Under the Joint Comprehensive Plan of Action agreed to by the European Union, the P5 +1 countries and Iran, nuclear-related sanctions imposed on Iran were lifted, in exchange for Iran’s taking a series of verifiable steps that prevent Iran from acquiring a nuclear weapon and ensure its nuclear program will be exclusively peaceful.
U.S. officials have said that so far Iran has fulfilled its commitments under the JCPOA, as the plan is called. But Iranian leaders have complained that the economic benefits Iran was to receive after the nuclear-related sanctions were removed have not materialized.
Some banks and corporations have expressed reluctance to do business with Iran, for fear of transgressing sanctions that remain in place.
To clarify what business is now permitted under the JCPOA, Secretary of State John Kerry and representatives of the U.S. Treasury Department met in London with several top executives from European banks. Secretary Kerry said the purpose of the meeting was to “put to rest misinterpretations or mere rumors about how this is applied. We want to make it clear that legitimate business, which is clear under the definition of the agreement, is available to banks,” he said.
“As long as they do their normal due diligence and know who they’re dealing with, they’re not going to be held to some undefined and inappropriate standard.”
Secretary Kerry added, “This was really an effort to listen to the bankers, to hear from them what their perceptions are, the hurdles that they see to moving, and to be able to address those as directly as we can and define for them our interpretation of the law and of the standards so that there’s a clarity going forward, and hopefully, an ability to do those things that are meant to be done under the agreement.”

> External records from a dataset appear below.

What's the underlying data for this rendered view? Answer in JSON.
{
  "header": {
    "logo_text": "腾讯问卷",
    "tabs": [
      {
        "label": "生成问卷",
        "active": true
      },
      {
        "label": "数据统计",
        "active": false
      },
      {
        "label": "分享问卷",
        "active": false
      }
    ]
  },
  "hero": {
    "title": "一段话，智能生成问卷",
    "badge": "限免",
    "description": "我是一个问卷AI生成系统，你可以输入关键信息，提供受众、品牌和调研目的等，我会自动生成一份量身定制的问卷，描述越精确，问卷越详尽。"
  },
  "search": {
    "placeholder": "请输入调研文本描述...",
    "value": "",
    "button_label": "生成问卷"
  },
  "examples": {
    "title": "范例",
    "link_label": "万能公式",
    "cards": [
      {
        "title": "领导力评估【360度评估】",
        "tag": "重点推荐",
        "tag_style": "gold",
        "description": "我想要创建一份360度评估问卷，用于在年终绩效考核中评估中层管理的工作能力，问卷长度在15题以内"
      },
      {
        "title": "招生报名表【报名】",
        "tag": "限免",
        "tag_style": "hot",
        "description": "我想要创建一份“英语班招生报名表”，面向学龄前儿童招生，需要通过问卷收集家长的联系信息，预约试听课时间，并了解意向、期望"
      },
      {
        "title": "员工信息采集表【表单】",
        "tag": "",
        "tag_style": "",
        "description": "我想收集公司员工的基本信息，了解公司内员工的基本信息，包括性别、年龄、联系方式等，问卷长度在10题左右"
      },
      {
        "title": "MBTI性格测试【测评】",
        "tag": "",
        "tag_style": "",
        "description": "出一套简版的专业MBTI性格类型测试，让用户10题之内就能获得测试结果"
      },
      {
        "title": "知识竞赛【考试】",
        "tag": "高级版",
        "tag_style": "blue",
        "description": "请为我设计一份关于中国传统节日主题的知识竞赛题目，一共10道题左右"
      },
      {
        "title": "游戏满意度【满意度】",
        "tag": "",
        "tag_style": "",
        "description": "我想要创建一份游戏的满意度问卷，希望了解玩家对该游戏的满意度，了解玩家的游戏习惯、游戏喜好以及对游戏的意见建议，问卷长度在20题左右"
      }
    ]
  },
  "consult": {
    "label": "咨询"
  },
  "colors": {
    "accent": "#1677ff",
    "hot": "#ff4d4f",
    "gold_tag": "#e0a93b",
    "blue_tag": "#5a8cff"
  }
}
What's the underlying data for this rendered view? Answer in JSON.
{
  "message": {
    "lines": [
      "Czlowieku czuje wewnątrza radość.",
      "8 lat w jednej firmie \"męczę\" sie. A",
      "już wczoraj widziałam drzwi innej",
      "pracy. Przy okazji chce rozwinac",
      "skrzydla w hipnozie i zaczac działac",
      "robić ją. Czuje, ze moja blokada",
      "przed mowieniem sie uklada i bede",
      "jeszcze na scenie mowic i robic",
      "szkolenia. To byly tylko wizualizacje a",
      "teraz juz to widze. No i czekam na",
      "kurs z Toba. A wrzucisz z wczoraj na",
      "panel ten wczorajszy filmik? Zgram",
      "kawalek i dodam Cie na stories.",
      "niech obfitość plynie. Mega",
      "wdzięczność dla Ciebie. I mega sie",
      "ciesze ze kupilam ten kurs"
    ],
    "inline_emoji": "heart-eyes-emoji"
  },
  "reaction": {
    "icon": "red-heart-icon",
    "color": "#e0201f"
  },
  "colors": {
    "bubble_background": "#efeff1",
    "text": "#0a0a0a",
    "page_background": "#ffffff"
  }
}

Secretary Kerry said, “Both sides have an obligation to live up to this agreement and both sides need to get the benefit of the agreement. Our benefit is that we see a nuclear program that is now visible, open to inspection, understandable, restrained, and living up to the standards of the IAEA [International Atomic Energy Agency]. And they have an expectation that the sanctions that were supposed to be lifted are in fact lifted and that the implementation is appropriate.”